The Myers-Lawson School has its own specialized lab for research specifically in this area, the OCHRE Lab. We’re hoping the Build LAB makes enough dust to help out with their research (research on the dust, not on the breathers!) Without getting into the finer (dust pun) points of dust and its controls I just wanted to run through some of the ways we’re going to handle dust.
First off we have a large central dust collector that will be piped to each of the floor standing or stationary machines to handle everything coming off of them from large chips down to fine particles. This type of collection is important for cleanliness, to reduce the potential for slips and falls from dust on the concrete floor, for keeping mechanisms clean, and for respiratory health. The large collector though cannot capture all the very fine dust produced, dust down to the micro level. Some of that dust we can see as a haze in the air, it settles out onto surfaces, and much of it is simply an invisible danger to respiratory health. To address that dust we will have a hanging air filter, basically a blower and a set of increasingly fine filters, that constantly cycles and scrubs the air in the lab. Running a filter like this makes all the difference between a file layer of dust on everything and a white glove level of cleanliness.

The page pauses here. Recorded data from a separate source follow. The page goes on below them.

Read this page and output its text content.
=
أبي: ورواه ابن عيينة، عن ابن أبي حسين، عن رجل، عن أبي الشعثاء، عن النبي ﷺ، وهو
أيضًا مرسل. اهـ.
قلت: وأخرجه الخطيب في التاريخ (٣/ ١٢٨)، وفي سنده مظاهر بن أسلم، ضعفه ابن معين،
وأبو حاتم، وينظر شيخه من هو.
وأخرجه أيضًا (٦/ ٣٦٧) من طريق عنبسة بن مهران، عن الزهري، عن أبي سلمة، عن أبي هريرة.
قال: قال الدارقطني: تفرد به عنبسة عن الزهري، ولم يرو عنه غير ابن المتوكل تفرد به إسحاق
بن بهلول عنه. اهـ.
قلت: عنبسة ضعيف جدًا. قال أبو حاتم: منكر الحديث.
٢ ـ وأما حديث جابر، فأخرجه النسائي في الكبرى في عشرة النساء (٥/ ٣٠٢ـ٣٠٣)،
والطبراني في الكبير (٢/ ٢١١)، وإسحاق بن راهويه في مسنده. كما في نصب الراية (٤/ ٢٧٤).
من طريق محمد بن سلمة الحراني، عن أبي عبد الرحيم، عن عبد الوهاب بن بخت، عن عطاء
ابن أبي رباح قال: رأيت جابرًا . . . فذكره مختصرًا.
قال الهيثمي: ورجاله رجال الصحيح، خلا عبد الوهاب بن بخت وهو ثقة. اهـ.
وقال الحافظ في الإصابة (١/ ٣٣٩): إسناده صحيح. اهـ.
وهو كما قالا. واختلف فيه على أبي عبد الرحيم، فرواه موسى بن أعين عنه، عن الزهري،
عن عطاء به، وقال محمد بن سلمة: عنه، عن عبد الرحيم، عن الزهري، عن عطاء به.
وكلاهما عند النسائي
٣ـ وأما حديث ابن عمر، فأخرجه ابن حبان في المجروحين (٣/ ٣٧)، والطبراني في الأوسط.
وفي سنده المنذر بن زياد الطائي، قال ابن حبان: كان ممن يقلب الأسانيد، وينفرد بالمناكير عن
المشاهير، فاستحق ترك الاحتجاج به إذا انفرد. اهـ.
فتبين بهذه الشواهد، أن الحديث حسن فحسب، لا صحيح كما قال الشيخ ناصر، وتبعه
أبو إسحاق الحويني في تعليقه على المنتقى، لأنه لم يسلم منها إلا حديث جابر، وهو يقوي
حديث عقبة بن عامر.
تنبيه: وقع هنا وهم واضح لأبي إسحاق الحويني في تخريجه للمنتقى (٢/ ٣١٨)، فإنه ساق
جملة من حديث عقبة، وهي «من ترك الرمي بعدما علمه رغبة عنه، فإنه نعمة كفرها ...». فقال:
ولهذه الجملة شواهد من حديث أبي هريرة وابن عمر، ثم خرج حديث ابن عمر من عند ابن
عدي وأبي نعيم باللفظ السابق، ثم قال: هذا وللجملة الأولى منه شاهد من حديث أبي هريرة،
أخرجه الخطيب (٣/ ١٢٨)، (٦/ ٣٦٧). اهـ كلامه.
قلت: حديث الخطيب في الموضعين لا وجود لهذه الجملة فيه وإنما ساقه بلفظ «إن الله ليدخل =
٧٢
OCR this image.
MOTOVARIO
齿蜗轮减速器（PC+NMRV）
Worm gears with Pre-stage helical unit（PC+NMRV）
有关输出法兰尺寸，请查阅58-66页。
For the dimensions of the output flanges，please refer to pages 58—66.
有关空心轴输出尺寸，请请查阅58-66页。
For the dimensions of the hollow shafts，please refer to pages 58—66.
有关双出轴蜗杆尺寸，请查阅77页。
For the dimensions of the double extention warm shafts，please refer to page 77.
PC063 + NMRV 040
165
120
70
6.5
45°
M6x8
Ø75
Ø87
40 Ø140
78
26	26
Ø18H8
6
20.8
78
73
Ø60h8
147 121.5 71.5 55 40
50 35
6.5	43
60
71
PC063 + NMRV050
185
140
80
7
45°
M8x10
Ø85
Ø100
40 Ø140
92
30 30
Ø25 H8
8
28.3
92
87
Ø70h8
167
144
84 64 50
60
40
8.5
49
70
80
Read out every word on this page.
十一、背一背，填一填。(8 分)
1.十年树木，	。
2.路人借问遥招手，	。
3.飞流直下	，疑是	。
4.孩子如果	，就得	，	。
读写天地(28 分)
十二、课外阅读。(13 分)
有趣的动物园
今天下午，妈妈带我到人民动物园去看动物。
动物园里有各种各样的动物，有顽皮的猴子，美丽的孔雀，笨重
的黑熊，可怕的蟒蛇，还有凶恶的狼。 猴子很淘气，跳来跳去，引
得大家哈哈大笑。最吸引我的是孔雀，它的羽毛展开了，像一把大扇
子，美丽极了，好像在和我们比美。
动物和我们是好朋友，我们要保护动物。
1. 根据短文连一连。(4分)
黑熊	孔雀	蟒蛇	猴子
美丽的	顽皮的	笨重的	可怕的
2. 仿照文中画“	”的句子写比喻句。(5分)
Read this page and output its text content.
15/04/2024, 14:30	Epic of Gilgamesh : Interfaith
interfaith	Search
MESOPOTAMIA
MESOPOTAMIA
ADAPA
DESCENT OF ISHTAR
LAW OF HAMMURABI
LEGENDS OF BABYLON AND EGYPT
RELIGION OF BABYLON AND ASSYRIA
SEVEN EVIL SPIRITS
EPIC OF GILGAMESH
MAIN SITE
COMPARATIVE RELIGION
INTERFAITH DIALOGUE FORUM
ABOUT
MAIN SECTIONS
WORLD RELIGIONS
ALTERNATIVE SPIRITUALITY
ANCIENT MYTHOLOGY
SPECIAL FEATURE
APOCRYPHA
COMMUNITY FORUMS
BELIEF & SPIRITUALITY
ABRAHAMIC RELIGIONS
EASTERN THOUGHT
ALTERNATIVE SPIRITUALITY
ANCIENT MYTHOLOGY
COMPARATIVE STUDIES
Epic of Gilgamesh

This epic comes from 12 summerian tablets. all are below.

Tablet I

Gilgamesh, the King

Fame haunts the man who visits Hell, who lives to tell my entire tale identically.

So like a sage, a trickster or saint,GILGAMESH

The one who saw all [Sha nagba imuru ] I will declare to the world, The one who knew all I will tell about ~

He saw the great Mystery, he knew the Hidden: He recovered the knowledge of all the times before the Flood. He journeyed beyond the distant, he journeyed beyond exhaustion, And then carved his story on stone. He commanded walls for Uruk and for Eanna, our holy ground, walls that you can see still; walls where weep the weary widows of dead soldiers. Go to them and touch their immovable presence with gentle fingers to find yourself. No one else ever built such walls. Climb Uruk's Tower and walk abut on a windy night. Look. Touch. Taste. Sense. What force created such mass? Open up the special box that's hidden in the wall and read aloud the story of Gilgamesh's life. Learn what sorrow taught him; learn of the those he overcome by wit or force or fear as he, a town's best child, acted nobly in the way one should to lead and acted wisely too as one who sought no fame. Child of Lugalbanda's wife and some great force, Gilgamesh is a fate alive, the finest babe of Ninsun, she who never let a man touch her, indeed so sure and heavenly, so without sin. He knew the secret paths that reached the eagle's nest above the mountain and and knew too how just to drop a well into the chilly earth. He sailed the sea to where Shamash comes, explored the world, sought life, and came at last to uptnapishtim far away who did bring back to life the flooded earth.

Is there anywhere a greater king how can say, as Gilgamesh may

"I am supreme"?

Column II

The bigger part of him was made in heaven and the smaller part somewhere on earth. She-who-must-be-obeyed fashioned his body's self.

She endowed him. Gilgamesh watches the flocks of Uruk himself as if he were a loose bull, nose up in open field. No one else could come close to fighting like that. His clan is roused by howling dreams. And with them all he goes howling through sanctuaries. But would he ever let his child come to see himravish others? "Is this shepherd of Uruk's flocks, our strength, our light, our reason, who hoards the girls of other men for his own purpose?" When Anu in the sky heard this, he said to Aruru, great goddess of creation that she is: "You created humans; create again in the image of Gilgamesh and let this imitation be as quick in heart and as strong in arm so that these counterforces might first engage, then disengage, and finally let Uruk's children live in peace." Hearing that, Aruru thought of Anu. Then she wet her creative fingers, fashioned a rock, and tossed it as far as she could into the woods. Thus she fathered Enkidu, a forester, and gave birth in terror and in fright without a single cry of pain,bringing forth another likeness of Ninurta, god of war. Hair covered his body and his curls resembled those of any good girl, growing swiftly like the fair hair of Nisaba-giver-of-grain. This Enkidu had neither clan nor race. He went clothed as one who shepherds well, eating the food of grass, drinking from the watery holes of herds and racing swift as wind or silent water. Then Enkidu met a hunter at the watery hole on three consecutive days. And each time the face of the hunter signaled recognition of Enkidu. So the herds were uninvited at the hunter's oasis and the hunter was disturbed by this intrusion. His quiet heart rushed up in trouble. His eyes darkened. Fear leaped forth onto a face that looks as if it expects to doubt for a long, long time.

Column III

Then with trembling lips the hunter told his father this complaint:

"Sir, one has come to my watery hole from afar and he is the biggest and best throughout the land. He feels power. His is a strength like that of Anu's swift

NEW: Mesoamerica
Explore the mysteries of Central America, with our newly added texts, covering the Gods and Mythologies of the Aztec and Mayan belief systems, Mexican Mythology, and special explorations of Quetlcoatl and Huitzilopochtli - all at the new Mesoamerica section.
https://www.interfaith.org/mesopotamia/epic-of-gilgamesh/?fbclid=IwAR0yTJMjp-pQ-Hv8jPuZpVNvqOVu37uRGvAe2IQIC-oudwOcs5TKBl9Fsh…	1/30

That pair of machines addresses dust at the machine level and dust in the air. We also have dust sources coming from portable power tools and from hand tool operations. To address that we have several sets of dust-collector type vacuums that attach to the portable power tools and capture the dust at the point of production. When working with dust producing hand tools, such as hand abrading or sanding materials, destruction testing concrete, or other procedures we utilize appropriate dust masks and ventilation.
Dust is a necessary part of making things but also an inherent danger. We’ve taken steps to mitigate those concerns, to capture and contain, and to create a working environment that is clean and pleasant.